Darquier de Pellepoix a écrit qu’à Auschwitz, on n’a gazé que les poux. En déclarant cela, il ne fait pas que nier les chambres à gaz, il nie le symbole Auschwitz, et l’antimonde sur lequel s’ouvre son portail. Or, en sollicitant le symbole Auschwitz pour dénoncer les conditions de détention des migrants, on opère la même négation, à moins d’affirmer qu’il y a des chambres à gaz dans les camps de migrants. Le traitement auxquels ils sont soumis, en Italie, en Grèce, en Turquie, est suffisamment révoltant pour être dénoncé pour lui-même, sans avoir recours à cette comparaison indigne, qui finalement réduit Auschwitz à un camp de prisonniers. L’affiche italienne dont il est question reflète la même perte de sens que celle qui conduit les touristes à faire des selfies sur les rails qui transportaient les familles vouées à la mort, plutôt que de se recueillir en silence devant les ruines des fours crématoires. Aujourd’hui, le ravin de Babi Yar est devenu un parc, ou les familles viennent se promener, mais un monument à la mémoire des victimes, représentant trois enfants, se dresse dans une clairière : régulièrement, on vient glisser un bouquet de fleurs blanches entre les doigts des statues. Il n’y a aucun monument de la sorte à Auschwitz, et même s’il existait, il serait noyé dans la masse des visiteurs, chaussés de sandales, un bob sur la tête. A chaque fois qu’on utilise Auschwitz pour dénoncer une autre réalité, comme ici les camps de migrants, on participe à la dilution du symbole, on accompagne le vide du langage, on fait disparaître dans les limbes de l’histoire les déportés qui ont dû arracher les dents en or de la bouche de leurs propres parents. Chaque comparaison avec Auschwitz est une négation de sa singularité, de sa spécificité, et finalement ajoute au vide du langage l’amputation de sa mesure historique.

On oublie que ce qui est unique, dans Auschwitz, ce n’est même pas le nombre de morts, ni même l’identité des assassins : c’est qu’Auschwitz n’est pas l’instrument d’une politique, comme les autres génocides du XXe siècle, mais qu’il est une politique en soi.
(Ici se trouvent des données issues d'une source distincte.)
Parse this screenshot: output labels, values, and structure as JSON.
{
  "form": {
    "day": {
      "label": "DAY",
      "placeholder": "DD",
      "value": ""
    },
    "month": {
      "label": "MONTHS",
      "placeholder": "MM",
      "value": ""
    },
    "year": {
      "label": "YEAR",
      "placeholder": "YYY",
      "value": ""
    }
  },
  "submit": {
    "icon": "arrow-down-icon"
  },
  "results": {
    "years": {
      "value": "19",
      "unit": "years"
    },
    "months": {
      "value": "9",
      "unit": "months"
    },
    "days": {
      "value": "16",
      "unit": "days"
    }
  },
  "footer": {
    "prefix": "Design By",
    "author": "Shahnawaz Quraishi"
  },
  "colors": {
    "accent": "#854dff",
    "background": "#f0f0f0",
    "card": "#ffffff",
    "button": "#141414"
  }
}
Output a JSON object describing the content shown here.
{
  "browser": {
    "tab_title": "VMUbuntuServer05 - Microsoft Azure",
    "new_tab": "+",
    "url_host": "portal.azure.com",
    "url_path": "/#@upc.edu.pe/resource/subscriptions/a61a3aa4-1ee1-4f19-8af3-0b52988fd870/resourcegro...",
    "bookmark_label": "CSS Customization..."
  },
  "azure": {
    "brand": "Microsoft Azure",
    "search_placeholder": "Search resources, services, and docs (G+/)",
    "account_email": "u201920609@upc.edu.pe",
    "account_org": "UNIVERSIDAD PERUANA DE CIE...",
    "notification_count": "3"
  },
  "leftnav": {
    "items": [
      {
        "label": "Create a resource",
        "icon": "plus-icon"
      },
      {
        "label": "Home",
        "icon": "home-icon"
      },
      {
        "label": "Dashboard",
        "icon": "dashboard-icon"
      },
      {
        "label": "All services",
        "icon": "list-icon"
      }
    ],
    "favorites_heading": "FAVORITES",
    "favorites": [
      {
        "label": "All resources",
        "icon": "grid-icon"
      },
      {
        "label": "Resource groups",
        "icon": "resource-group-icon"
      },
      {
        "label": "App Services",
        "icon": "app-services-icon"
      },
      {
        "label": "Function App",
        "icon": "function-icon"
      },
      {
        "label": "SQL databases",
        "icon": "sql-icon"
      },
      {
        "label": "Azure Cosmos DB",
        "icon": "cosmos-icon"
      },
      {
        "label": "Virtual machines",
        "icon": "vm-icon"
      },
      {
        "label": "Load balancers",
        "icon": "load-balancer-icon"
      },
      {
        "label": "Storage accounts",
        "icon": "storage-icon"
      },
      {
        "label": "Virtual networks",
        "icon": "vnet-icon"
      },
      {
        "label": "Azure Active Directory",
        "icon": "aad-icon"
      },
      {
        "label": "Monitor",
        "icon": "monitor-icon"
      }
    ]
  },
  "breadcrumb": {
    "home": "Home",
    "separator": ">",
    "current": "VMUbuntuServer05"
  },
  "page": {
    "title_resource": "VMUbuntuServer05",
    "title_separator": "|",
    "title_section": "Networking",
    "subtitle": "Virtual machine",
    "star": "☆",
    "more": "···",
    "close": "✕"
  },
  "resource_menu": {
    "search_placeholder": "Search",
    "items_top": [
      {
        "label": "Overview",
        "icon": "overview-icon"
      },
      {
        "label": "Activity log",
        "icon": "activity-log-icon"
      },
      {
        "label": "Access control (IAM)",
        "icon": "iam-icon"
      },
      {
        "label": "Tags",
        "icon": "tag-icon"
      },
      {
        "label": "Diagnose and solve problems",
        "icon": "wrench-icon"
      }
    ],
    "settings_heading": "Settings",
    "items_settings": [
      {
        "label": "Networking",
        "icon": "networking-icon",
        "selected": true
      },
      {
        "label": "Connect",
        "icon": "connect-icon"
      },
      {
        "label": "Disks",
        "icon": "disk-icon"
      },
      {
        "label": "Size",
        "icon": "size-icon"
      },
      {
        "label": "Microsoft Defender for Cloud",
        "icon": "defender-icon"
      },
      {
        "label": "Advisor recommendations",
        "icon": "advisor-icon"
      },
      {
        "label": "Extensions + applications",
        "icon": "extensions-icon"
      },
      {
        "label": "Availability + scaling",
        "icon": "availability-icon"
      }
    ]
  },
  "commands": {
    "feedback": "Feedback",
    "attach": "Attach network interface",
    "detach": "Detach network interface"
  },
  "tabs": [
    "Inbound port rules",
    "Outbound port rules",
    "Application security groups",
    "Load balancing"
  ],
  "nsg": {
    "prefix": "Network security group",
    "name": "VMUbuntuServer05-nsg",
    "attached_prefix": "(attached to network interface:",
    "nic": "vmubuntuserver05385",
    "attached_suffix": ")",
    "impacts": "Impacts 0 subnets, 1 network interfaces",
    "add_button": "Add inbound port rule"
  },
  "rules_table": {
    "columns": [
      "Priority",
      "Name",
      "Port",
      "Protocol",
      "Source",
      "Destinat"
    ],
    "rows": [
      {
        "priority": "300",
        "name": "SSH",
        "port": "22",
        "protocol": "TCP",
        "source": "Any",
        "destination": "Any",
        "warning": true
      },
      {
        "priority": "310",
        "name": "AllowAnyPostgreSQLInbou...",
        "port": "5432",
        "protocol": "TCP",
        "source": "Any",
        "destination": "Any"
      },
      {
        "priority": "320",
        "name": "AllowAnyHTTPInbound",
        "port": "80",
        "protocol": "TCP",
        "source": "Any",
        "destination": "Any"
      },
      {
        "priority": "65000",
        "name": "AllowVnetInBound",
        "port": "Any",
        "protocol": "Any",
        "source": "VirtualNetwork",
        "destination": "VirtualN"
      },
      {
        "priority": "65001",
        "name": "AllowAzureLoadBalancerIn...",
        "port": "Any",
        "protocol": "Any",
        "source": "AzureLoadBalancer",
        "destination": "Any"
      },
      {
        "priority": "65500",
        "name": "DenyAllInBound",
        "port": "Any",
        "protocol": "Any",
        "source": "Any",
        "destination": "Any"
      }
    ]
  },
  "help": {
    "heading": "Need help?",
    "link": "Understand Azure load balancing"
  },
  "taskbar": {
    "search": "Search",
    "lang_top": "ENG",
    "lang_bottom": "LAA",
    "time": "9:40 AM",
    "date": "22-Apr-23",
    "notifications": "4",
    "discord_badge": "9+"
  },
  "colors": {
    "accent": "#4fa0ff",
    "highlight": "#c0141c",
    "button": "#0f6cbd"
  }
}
Alors que l’Allemagne était attaquée sur deux fronts, en 1944, les trains de déportés étaient toujours prioritaires, devant les trains militaires de transport de soldats ou de matériel. Même le Generalplan Ost, le massacre par les nazis des populations de l’Est, était l’outil d’une politique, celle de libérer l’espace vital du volk allemand. Auschwitz est au contraire l’émanation d’une idéologie, la dynamique génocidaire ne devant cesser qu’avec la mort du dernier juif vivant sur terre, et pas seulement sur une partie d’un territoire. La volonté de destruction d’un peuple s’est traduite par la fermeture des frontières : les nazis ont interdit la sortie de l’Europe aux émigrants juifs, dès octobre 1941, afin de mieux les exterminer. C’est pour cela qu’Auschwitz est un symbole qui échappe au langage : il ne se rattache à rien de connu auparavant dans l’histoire, il échappe à notre compréhension, il représente une singularité qu’on ne peut comparer à rien, à moins de commettre un sacrilège, le seul que je reconnaisse, moi l’anarchiste qui ne reconnaît rien de sacré.